Given that this is not a trivial change, we’d probably have to collaborate on a spec (see ‘/design-docs’ for examples), with implementation and tests to follow. This will take some effort, but then it also tackles a popular feature request, as indicated by several open JIRA issues. If you are still interested in tackling this, let me know.
public class FilteredRequestFactory {
private final ClassLoader classLoader;
private final String[] filters;
private final String[] methods;
public FilteredRequestFactory(final ClassLoader classLoader, final String[] filters, final String[] methods) {
this.classLoader = classLoader;
this.filters = filters;
this.methods = methods;
}
public Request createRequest(final String testName) throws Exception {
final Class<?> testClass = getClass(testName);
final Filter filter = createFilter();
final RunnerBuilder runnerBuilder = new ConfigurableRunnerBuilder(ImmutableList.of(
new FilteredBuilder(filter),
new AllDefaultPossibilitiesBuilder(true)));
final Runner runner = runnerBuilder.safeRunnerForClass(testClass);
return Request.runner(runner).filterWith(filter);
}
private Filter createFilter() throws Exception {
Filter result = (methods == null)
? new PassThroughFilter()
: new MethodFilter(methods);
try {
for (String filter : filters) {
final Class<?> filterClass = getClass(filter);
final Filter filterInstance = (Filter) filterClass.getConstructor().newInstance();
result = result.intersect(filterInstance);
}
} catch (ClassNotFoundException e) {
throw new FilterNotFoundException(e.getMessage());
}
return result;
}
private Class<?> getClass(final String className) throws ClassNotFoundException {
return (classLoader == null)
? Class.forName(className)
: Class.forName(className, true, classLoader);
}
public class FilterNotFoundException extends ClassNotFoundException {
public FilterNotFoundException(final String message) {
super(message);
}
}
}
I’m also trying to work with the JUnit project to see which, if any, of the code belongs in that project (eg specific Filter and Runner implementations).
One thing that’s important to us is that Gradle not perform the filtering itself. Rather, it ought to delegate to the support already provided by JUnit. This is important because we report on tests that are skipped (either due to Category values or to @Ignore attributes – we handle @Ignore using JUnit’s Filters, too).
Anyway, yes, I’m still very much interested in working on this. Please let me know how we can proceed.
I’d start out by only making the categories/annotations to include/exclude configurable. For this I’d probably add two ‘Set<String>’ properties to ‘JUnitOptions’, and enhance the remoting protocol to send that information across. (Have a look at ‘TestNGOptions’/‘TestNGSpec’ and their usages.) As mentioned before, class filtering would probably have to be done earlier, based on scanning the .class files. Method filtering can only be done by/near ‘JunitTestClassExecuter’.
I see how that sets the max but how do you actually execute multiple threads? I am very interested in how I can run unit tests threaded (without needing to use testNG or surefire). The closest example I could find was this: https://gist.github.com/djangofan/4946958 .

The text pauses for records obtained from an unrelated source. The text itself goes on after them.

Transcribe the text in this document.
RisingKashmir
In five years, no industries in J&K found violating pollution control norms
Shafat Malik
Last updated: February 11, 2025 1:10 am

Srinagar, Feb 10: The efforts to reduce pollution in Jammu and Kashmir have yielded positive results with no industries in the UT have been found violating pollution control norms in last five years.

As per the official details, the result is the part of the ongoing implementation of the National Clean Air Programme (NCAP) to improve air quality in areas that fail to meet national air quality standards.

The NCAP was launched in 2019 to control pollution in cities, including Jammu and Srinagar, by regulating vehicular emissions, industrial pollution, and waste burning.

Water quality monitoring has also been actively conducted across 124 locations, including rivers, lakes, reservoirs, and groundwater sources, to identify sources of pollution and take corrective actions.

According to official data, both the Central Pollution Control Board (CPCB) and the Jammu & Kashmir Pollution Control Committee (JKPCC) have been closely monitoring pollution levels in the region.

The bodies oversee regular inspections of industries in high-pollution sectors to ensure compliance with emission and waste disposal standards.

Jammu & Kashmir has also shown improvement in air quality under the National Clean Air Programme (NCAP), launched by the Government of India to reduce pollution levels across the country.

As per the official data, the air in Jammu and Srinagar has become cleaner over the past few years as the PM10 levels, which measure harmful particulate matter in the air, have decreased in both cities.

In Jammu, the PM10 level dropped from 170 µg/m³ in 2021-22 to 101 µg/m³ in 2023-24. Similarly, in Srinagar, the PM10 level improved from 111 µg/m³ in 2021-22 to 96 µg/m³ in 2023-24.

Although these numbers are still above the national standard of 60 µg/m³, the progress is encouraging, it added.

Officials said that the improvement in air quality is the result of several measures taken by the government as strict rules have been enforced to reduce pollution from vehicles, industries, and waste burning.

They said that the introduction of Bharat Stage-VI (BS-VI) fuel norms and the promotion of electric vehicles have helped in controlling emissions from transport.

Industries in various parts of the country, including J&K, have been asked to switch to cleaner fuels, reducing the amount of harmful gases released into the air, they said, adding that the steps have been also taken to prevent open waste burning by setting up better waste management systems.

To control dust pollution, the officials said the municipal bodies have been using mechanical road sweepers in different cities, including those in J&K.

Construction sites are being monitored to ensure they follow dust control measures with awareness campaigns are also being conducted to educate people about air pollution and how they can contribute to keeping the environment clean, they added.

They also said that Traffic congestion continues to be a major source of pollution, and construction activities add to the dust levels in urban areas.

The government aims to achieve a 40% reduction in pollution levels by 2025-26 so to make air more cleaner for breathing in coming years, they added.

Can anyone point me to where there is more info on this or fork my Gist and show me how it should work? Otherwise, I will follow this thread and hope for more hints.
You just set ‘test.maxParallelForks’, and Gradle does the rest. It won’t execute a single test in multiple threads, but it will run multiple test classes in parallel (in separate JVMs).
Oh, I see what you mean. So, all I need to do is separate out tests into their separate classes and run with a suite task? I think I get what you mean.